The winner and what it means

  • Grock 3 emerged as the winner of this Flappy Bird benchmark.
  • Why it stood out:
    • More stable gravity and collision behavior
    • More reliable spacebar responsiveness
    • Fewer quirky rendering anomalies compared to other models
  • Takeaway: even with a single shared prompt and the same task, model performance can be all over the map. The best result often comes from a model that handles the control flow and timing more predictably, not just raw language quality.

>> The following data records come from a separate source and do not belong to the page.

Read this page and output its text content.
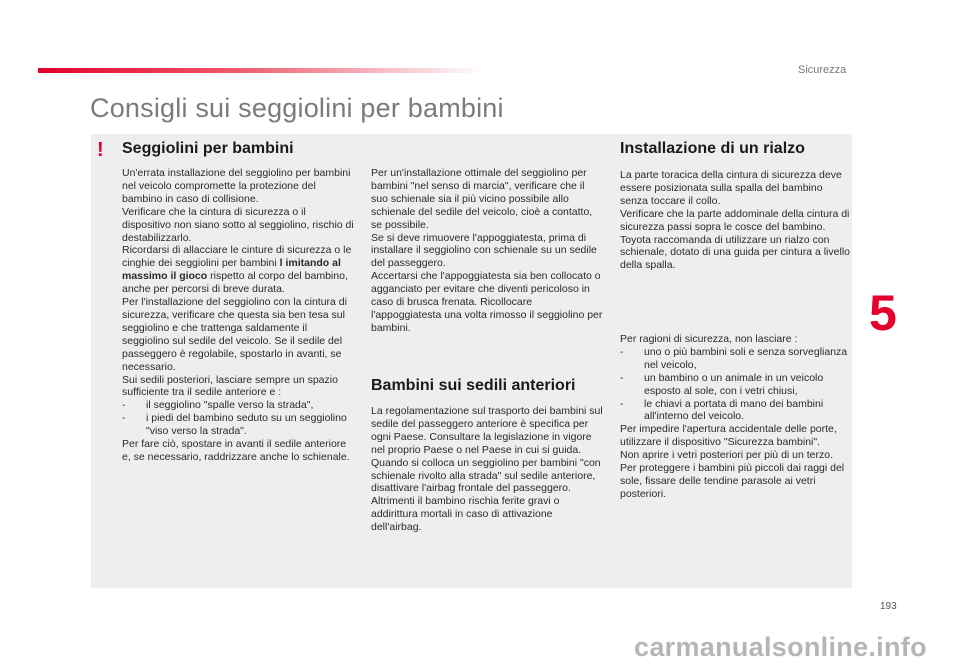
Sicurezza
Consigli sui seggiolini per bambini
! Seggiolini per bambini

Un'errata installazione del seggiolino per bambini nel veicolo compromette la protezione del bambino in caso di collisione.

Verificare che la cintura di sicurezza o il dispositivo non siano sotto al seggiolino, rischio di destabilizzarlo.

Ricordarsi di allacciare le cinture di sicurezza o le cinghie dei seggiolini per bambini l imitando al massimo il gioco rispetto al corpo del bambino, anche per percorsi di breve durata.

Per l'installazione del seggiolino con la cintura di sicurezza, verificare che questa sia ben tesa sul seggiolino e che trattenga saldamente il seggiolino sul sedile del veicolo. Se il sedile del passeggero è regolabile, spostarlo in avanti, se necessario.

Sui sedili posteriori, lasciare sempre un spazio sufficiente tra il sedile anteriore e :

- il seggiolino "spalle verso la strada",

- i piedi del bambino seduto su un seggiolino "viso verso la strada".

Per fare ciò, spostare in avanti il sedile anteriore e, se necessario, raddrizzare anche lo schienale.

Per un'installazione ottimale del seggiolino per bambini "nel senso di marcia", verificare che il suo schienale sia il più vicino possibile allo schienale del sedile del veicolo, cioè a contatto, se possibile.

Se si deve rimuovere l'appoggiatesta, prima di installare il seggiolino con schienale su un sedile del passeggero.

Accertarsi che l'appoggiatesta sia ben collocato o agganciato per evitare che diventi pericoloso in caso di brusca frenata. Ricollocare l'appoggiatesta una volta rimosso il seggiolino per bambini.

Bambini sui sedili anteriori

La regolamentazione sul trasporto dei bambini sul sedile del passeggero anteriore è specifica per ogni Paese. Consultare la legislazione in vigore nel proprio Paese o nel Paese in cui si guida.

Quando si colloca un seggiolino per bambini "con schienale rivolto alla strada" sul sedile anteriore, disattivare l'airbag frontale del passeggero. Altrimenti il bambino rischia ferite gravi o addirittura mortali in caso di attivazione dell'airbag.

Installazione di un rialzo

La parte toracica della cintura di sicurezza deve essere posizionata sulla spalla del bambino senza toccare il collo.

Verificare che la parte addominale della cintura di sicurezza passi sopra le cosce del bambino.

Toyota raccomanda di utilizzare un rialzo con schienale, dotato di una guida per cintura a livello della spalla.

Per ragioni di sicurezza, non lasciare :

- uno o più bambini soli e senza sorveglianza nel veicolo,

- un bambino o un animale in un veicolo esposto al sole, con i vetri chiusi,

- le chiavi a portata di mano dei bambini all'interno del veicolo.

Per impedire l'apertura accidentale delle porte, utilizzare il dispositivo "Sicurezza bambini".

Non aprire i vetri posteriori per più di un terzo.

Per proteggere i bambini più piccoli dai raggi del sole, fissare delle tendine parasole ai vetri posteriori.

5
193
carmanualsonline.info
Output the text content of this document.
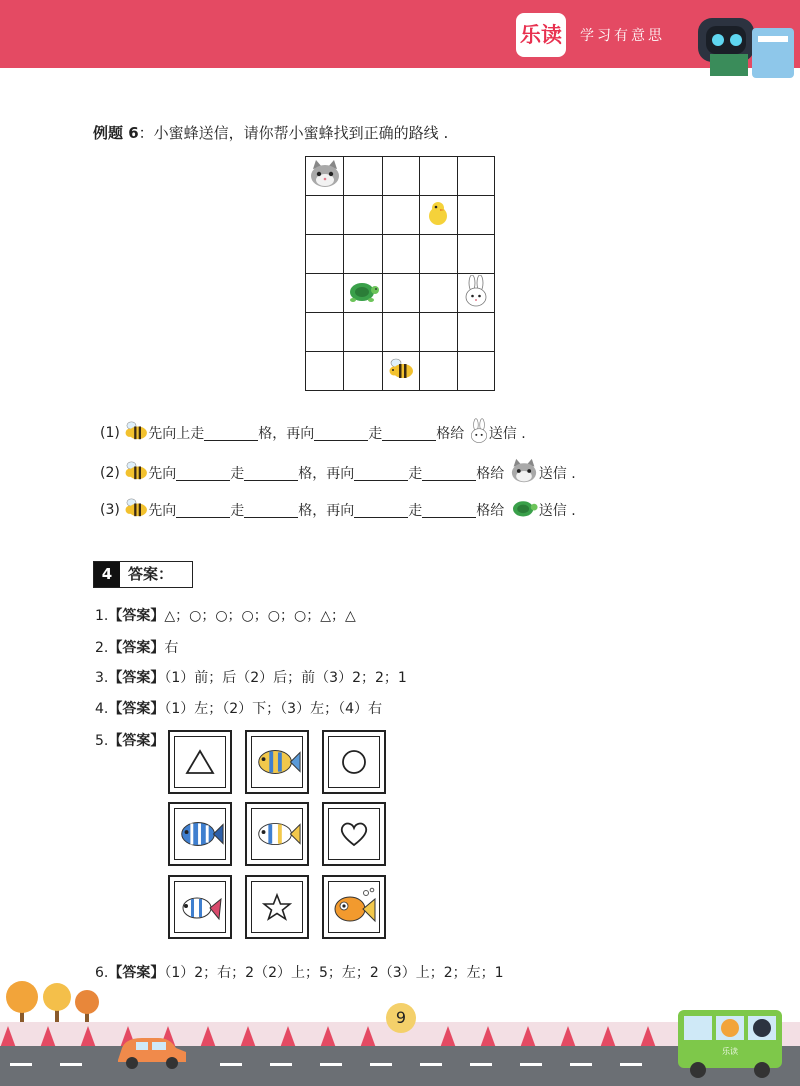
乐读 学习有意思
例题 6：小蜜蜂送信，请你帮小蜜蜂找到正确的路线 .

(1) 先向上走	格，再向	走	格给 送信 .
(2) 先向	走	格，再向	走	格给 送信 .
(3) 先向	走	格，再向	走	格给 送信 .
4	答案：
1.【答案】△；○；○；○；○；○；△；△
2.【答案】右
3.【答案】（1）前；后（2）后；前（3）2；2；1
4.【答案】（1）左；（2）下；（3）左；（4）右
5.【答案】
6.【答案】（1）2；右；2（2）上；5；左；2（3）上；2；左；1
9
乐读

Notable moments and gotchas

  • The experiment wasn’t just about accuracy; it was about “playability” and responsiveness in a simple game loop. Some models produced nice text but struggled to drive a real-time PyGame window smoothly.
  • Syntax hiccups and code integration issues were common (hence the Copilot mentions). Having a quick fix path can save lots of time but doesn’t change the underlying model performance.
  • Visual quirks (bird shapes, velocities) reminded that rendering decisions can skew perceived performance even when logic is correct.

How you can reproduce

  • Use a fixed prompt across all models to ensure comparability.
  • Create a separate folder per model and place a minimal PyGame-based main.py in each.
  • Run: python main.py from each model’s folder and observe:
    • Responsiveness to spacebar
    • Consistency of gravity and bird movement
    • Stability of the game loop (no freezes or crashes)
  • Grade each model by how playable the result is, not just whether it runs.

Actionable takeaways

  • When benchmarking AI models on code tasks, prioritize runtime behavior and user experience (e.g., input responsiveness, frame rate stability) in addition to correctness.
  • A single “best” model can be elusive; you may need to test multiple generations within a provider’s lineup to find a playable option.
  • Don’t rely on a model’s language quality alone—test its ability to produce real-time, deterministic results in an executable environment.
  • Having quick tooling fixes (e.g., Copilot or editor assist) is helpful, but keep the core tests model-centric rather than tool-centric.

If you want more AI/battery-tested benchmarks like this, I’ll run additional rounds and share the breakdowns with a focus on real-time performance and robustness.